To use sprintf with floats you have to add :
the libraries libprintf_flt.a and libm.a (in that order), and
a custom linker option -Wl,-u,vfprintf

- - - Updated - - -

for float sprintf in AVR refer to

 

[ArdyNT]

This is the new one, using the second suggested solution:

#include <mega8535.h>
#include <stdio.h>
#include <delay.h>
#include <math.h>
#include <stdlib.h>

char str[100];
unsigned int a1;
float a2;
float x;
float lux;
int m1;
float d1;
int m2;


// Alphanumeric LCD functions
#include <lcd.h>
#asm
.equ __lcd_port=0x15 ;PORTC
#endasm

#define ADC_VREF_TYPE 0x40


// Read the AD conversion result
unsigned int read_adc(unsigned char adc_input)
{
ADMUX=adc_input | (ADC_VREF_TYPE & 0xff);
// Delay needed for the stabilization of the ADC input voltage
delay_us(10);
// Start the AD conversion
ADCSRA|=0x40;
// Wait for the AD conversion to complete
while ((ADCSRA & 0x10)==0);
ADCSRA|=0x10;
return ADCW;
}


void main(void)
{
PORTA=0xFF;
DDRA=0x00;

// ADC initialization
ADMUX=ADC_VREF_TYPE & 0xff;
ADCSRA=0x84;
SFIOR&=0xEF;

lcd_init(16);


while (1)
      {
        a1 = read_adc(0);
        a2 = (10230000/a1) - 10000;    
        x = 4.0/3.0;     
        lux = 10000/(pow((a2*10000),x));  [COLOR="#00FF00"]// Let say the result is xxx,yyyy[/COLOR]
        
        m1 = lux;                        [COLOR="#00FF00"]// Get the integer part (xxx)[/COLOR]
        d1 = lux - m1;                 [COLOR="#00FF00"]// Get the fractional part (0.yyyy)[/COLOR]
        m2 = trunc(d1*10000);     [COLOR="#00FF00"]// Turn into integer (yyyy)[/COLOR]
        
        lcd_gotoxy(0,0);
        sprintf(str,"L1:%d.%04d\n", m1,m2);
        lcd_puts(str);
      }
}

First: Am I doing it right?
Second: I got this problem now=> Error: undefined symbol 'trunc'


I'm sorry, I just get your updated post, so I did something a bit different. (internet conn. problem)

 

[alexan_e]

trunc is defined in math.h so I'm not sure of the problem but it is not needed .
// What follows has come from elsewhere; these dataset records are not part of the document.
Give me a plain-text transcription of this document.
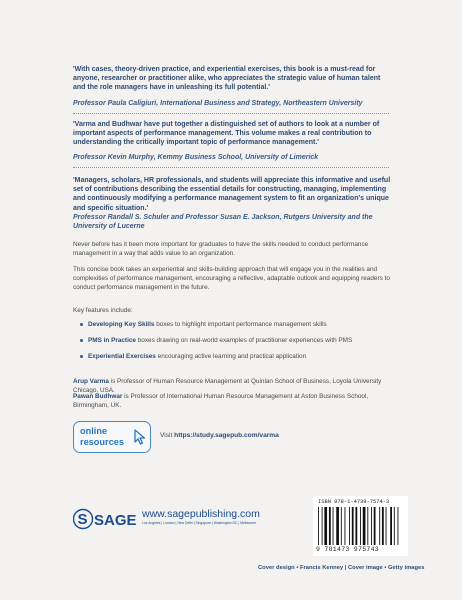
'With cases, theory-driven practice, and experiential exercises, this book is a must-read for anyone, researcher or practitioner alike, who appreciates the strategic value of human talent and the role managers have in unleashing its full potential.'
Professor Paula Caligiuri, International Business and Strategy, Northeastern University
'Varma and Budhwar have put together a distinguished set of authors to look at a number of important aspects of performance management. This volume makes a real contribution to understanding the critically important topic of performance management.'
Professor Kevin Murphy, Kemmy Business School, University of Limerick
'Managers, scholars, HR professionals, and students will appreciate this informative and useful set of contributions describing the essential details for constructing, managing, implementing and continuously modifying a performance management system to fit an organization's unique and specific situation.'
Professor Randall S. Schuler and Professor Susan E. Jackson, Rutgers University and the University of Lucerne
Never before has it been more important for graduates to have the skills needed to conduct performance management in a way that adds value to an organization.
This concise book takes an experiential and skills-building approach that will engage you in the realities and complexities of performance management, encouraging a reflective, adaptable outlook and equipping readers to conduct performance management in the future.
Key features include:
Developing Key Skills boxes to highlight important performance management skills
PMS in Practice boxes drawing on real-world examples of practitioner experiences with PMS
Experiential Exercises encouraging active learning and practical application
Arup Varma is Professor of Human Resource Management at Quinlan School of Business, Loyola University Chicago, USA.
Pawan Budhwar is Professor of International Human Resource Management at Aston Business School, Birmingham, UK.
online
resources
Visit https://study.sagepub.com/varma
S SAGE www.sagepublishing.com
Los Angeles | London | New Delhi | Singapore | Washington DC | Melbourne
ISBN 978-1-4739-7574-3
9 781473 975743
Cover design • Francis Kenney | Cover image • Getty images
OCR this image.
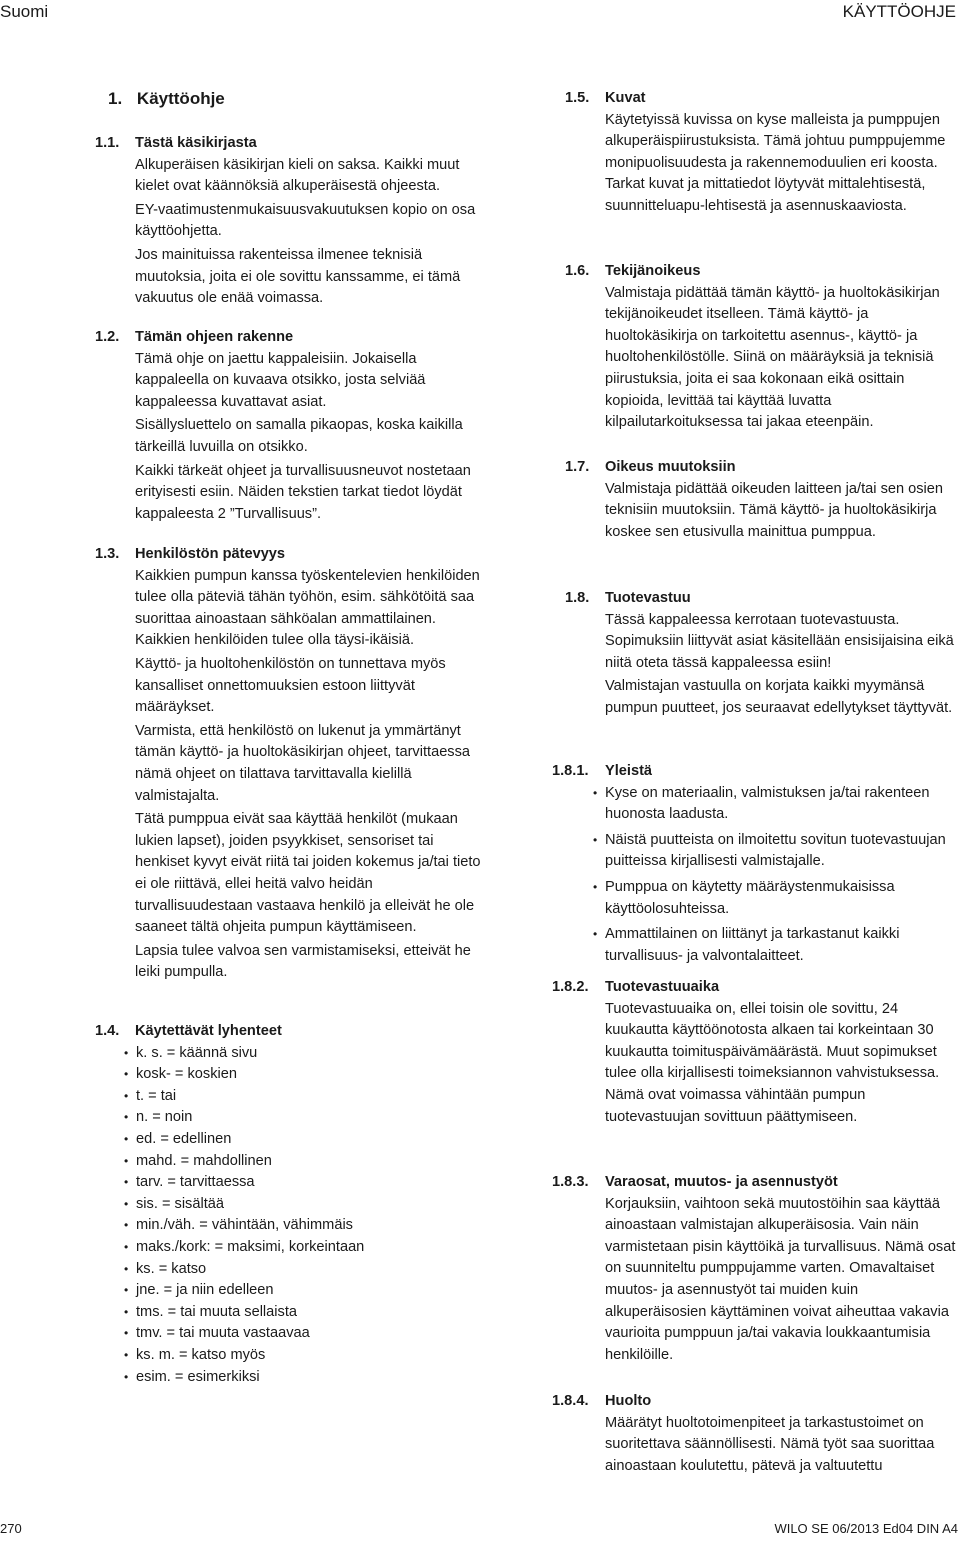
Suomi	KÄYTTÖOHJE
1. Käyttöohje
1.1. Tästä käsikirjasta

Alkuperäisen käsikirjan kieli on saksa. Kaikki muut kielet ovat käännöksiä alkuperäisestä ohjeesta.

EY-vaatimustenmukaisuusvakuutuksen kopio on osa käyttöohjetta.

Jos mainituissa rakenteissa ilmenee teknisiä muutoksia, joita ei ole sovittu kanssamme, ei tämä vakuutus ole enää voimassa.

1.2. Tämän ohjeen rakenne

Tämä ohje on jaettu kappaleisiin. Jokaisella kappaleella on kuvaava otsikko, josta selviää kappaleessa kuvattavat asiat.

Sisällysluettelo on samalla pikaopas, koska kaikilla tärkeillä luvuilla on otsikko.

Kaikki tärkeät ohjeet ja turvallisuusneuvot nostetaan erityisesti esiin. Näiden tekstien tarkat tiedot löydät kappaleesta 2 ”Turvallisuus”.

1.3. Henkilöstön pätevyys

Kaikkien pumpun kanssa työskentelevien henkilöiden tulee olla päteviä tähän työhön, esim. sähkötöitä saa suorittaa ainoastaan sähköalan ammattilainen. Kaikkien henkilöiden tulee olla täysi-ikäisiä.

Käyttö- ja huoltohenkilöstön on tunnettava myös kansalliset onnettomuuksien estoon liittyvät määräykset.

Varmista, että henkilöstö on lukenut ja ymmärtänyt tämän käyttö- ja huoltokäsikirjan ohjeet, tarvittaessa nämä ohjeet on tilattava tarvittavalla kielillä valmistajalta.

Tätä pumppua eivät saa käyttää henkilöt (mukaan lukien lapset), joiden psyykkiset, sensoriset tai henkiset kyvyt eivät riitä tai joiden kokemus ja/tai tieto ei ole riittävä, ellei heitä valvo heidän turvallisuudestaan vastaava henkilö ja elleivät he ole saaneet tältä ohjeita pumpun käyttämiseen.

Lapsia tulee valvoa sen varmistamiseksi, etteivät he leiki pumpulla.

1.4. Käytettävät lyhenteet
• k. s. = käännä sivu
• kosk- = koskien
• t. = tai
• n. = noin
• ed. = edellinen
• mahd. = mahdollinen
• tarv. = tarvittaessa
• sis. = sisältää
• min./väh. = vähintään, vähimmäis
• maks./kork: = maksimi, korkeintaan
• ks. = katso
• jne. = ja niin edelleen
• tms. = tai muuta sellaista
• tmv. = tai muuta vastaavaa
• ks. m. = katso myös
• esim. = esimerkiksi
1.5. Kuvat

Käytetyissä kuvissa on kyse malleista ja pumppujen alkuperäispiirustuksista. Tämä johtuu pumppujemme monipuolisuudesta ja rakennemoduulien eri koosta. Tarkat kuvat ja mittatiedot löytyvät mittalehtisestä, suunnitteluapu-lehtisestä ja asennuskaaviosta.

1.6. Tekijänoikeus

Valmistaja pidättää tämän käyttö- ja huoltokäsikirjan tekijänoikeudet itselleen. Tämä käyttö- ja huoltokäsikirja on tarkoitettu asennus-, käyttö- ja huoltohenkilöstölle. Siinä on määräyksiä ja teknisiä piirustuksia, joita ei saa kokonaan eikä osittain kopioida, levittää tai käyttää luvatta kilpailutarkoituksessa tai jakaa eteenpäin.

1.7. Oikeus muutoksiin

Valmistaja pidättää oikeuden laitteen ja/tai sen osien teknisiin muutoksiin. Tämä käyttö- ja huoltokäsikirja koskee sen etusivulla mainittua pumppua.

1.8. Tuotevastuu

Tässä kappaleessa kerrotaan tuotevastuusta. Sopimuksiin liittyvät asiat käsitellään ensisijaisina eikä niitä oteta tässä kappaleessa esiin!

Valmistajan vastuulla on korjata kaikki myymänsä pumpun puutteet, jos seuraavat edellytykset täyttyvät.

1.8.1. Yleistä
• Kyse on materiaalin, valmistuksen ja/tai rakenteen huonosta laadusta.
• Näistä puutteista on ilmoitettu sovitun tuotevastuujan puitteissa kirjallisesti valmistajalle.
• Pumppua on käytetty määräystenmukaisissa käyttöolosuhteissa.
• Ammattilainen on liittänyt ja tarkastanut kaikki turvallisuus- ja valvontalaitteet.
1.8.2. Tuotevastuuaika

Tuotevastuuaika on, ellei toisin ole sovittu, 24 kuukautta käyttöönotosta alkaen tai korkeintaan 30 kuukautta toimituspäivämäärästä. Muut sopimukset tulee olla kirjallisesti toimeksiannon vahvistuksessa. Nämä ovat voimassa vähintään pumpun tuotevastuujan sovittuun päättymiseen.

1.8.3. Varaosat, muutos- ja asennustyöt

Korjauksiin, vaihtoon sekä muutostöihin saa käyttää ainoastaan valmistajan alkuperäisosia. Vain näin varmistetaan pisin käyttöikä ja turvallisuus. Nämä osat on suunniteltu pumppujamme varten. Omavaltaiset muutos- ja asennustyöt tai muiden kuin alkuperäisosien käyttäminen voivat aiheuttaa vakavia vaurioita pumppuun ja/tai vakavia loukkaantumisia henkilöille.

1.8.4. Huolto

Määrätyt huoltotoimenpiteet ja tarkastustoimet on suoritettava säännöllisesti. Nämä työt saa suorittaa ainoastaan koulutettu, pätevä ja valtuutettu

270	WILO SE 06/2013 Ed04 DIN A4
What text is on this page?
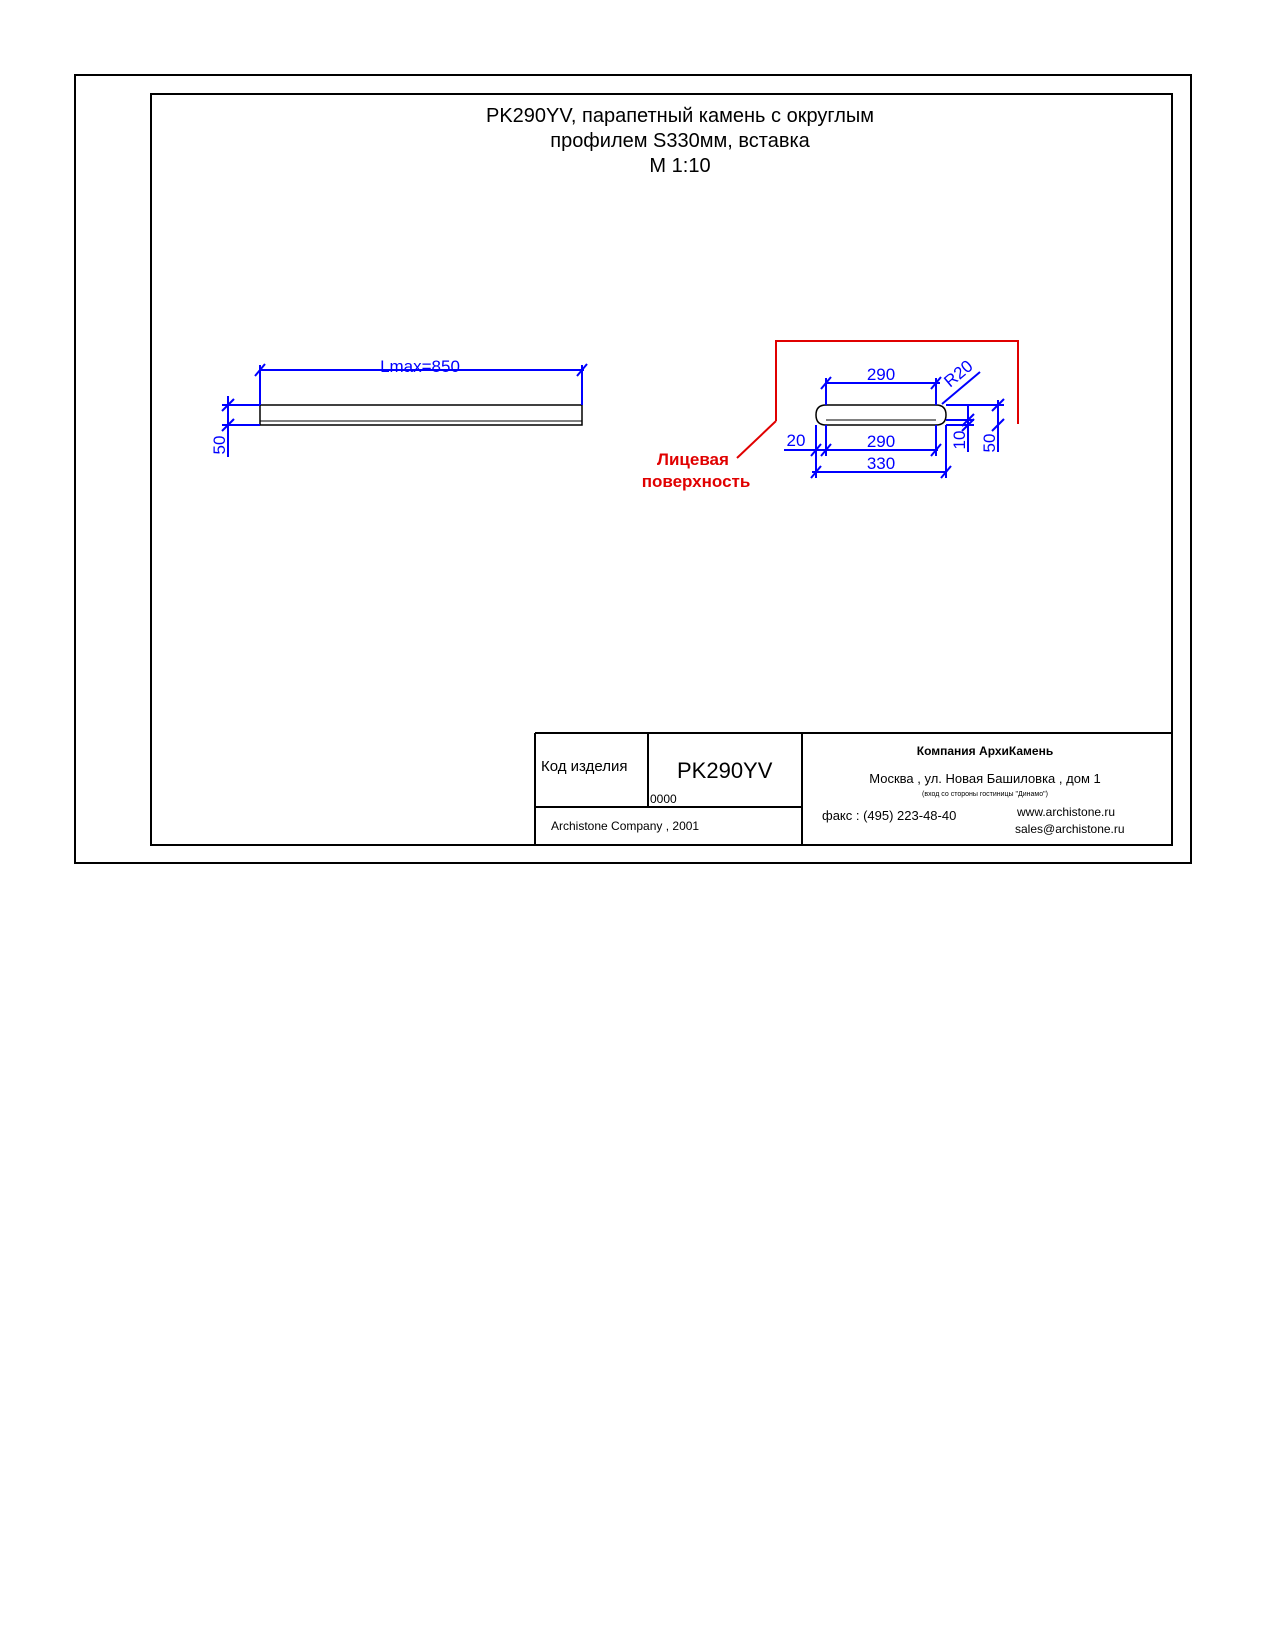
PK290YV, парапетный камень с округлым
профилем S330мм, вставка
M 1:10
Lmax=850
50
290	R20
20	290
330
10 50
Лицевая
поверхность
Код изделия PK290YV
0000
Archistone Company , 2001
Компания АрхиКамень
Москва , ул. Новая Башиловка , дом 1
(вход со стороны гостиницы "Динамо")
факс : (495) 223-48-40	www.archistone.ru
sales@archistone.ru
The decimals will be truncated anyway when you typecast the number and store it in the integer
m2 = (int)(d1*10000); // only the integer part will be stored in m2

I'm not sure why you have used signed types for m1 and m2 , do you expect negative lux?

I would suggest

unsigned int m1, m2;
 m2 = (unsigned int)(d1*10000);

sprintf(str,"L1:%u.%04u\n", m1,m2);

 

[ArdyNT]

No no, no negative lux, I'll change it. My mistake.

Well, I removed trunc and follow your suggestion. I got no error now but the LCD displays "L1:0.0000" all the time even I changed the resistance.

and next I just want to know what is the difference between:

sprintf(str,"L1:%u.%04u\n", m1,m2);

with

sprintf(str,"L1:%d.%04d\n", m1,m2);

 

[alexan_e]

d is for signed, u is for unsigned.
You can read any sprintf tutorial to see all the parameter explanation.

Put manually a value instead of the ADC result in the equation and see if you get a result.
For example use 511.

 

[ArdyNT]

Ok, I will.

I tested this:

        a1 = read_adc(0);
        a2 = (10230000/a1) - 10000;    
        x = 4.0/3.0;     
        lux = 123.5656       [COLOR="#FF0000"]// I change this[/COLOR]
        
        m1 = lux;               // Get the integer part (xxx)
        d1 = lux - m1;          // Get the fractional part (0.yyyy)
        m2 = d1*10000;          // Turn into integer (yyyy)
        
        lcd_gotoxy(0,0);
        sprintf(str,"L1:%u.%04u\n", m1,m2);
        lcd_puts(str);

And I got the right display. but when I change it back to

lux = 10000/(pow((a2*10000),x));

it display 0.0000 again. Is the way I write the exponent right?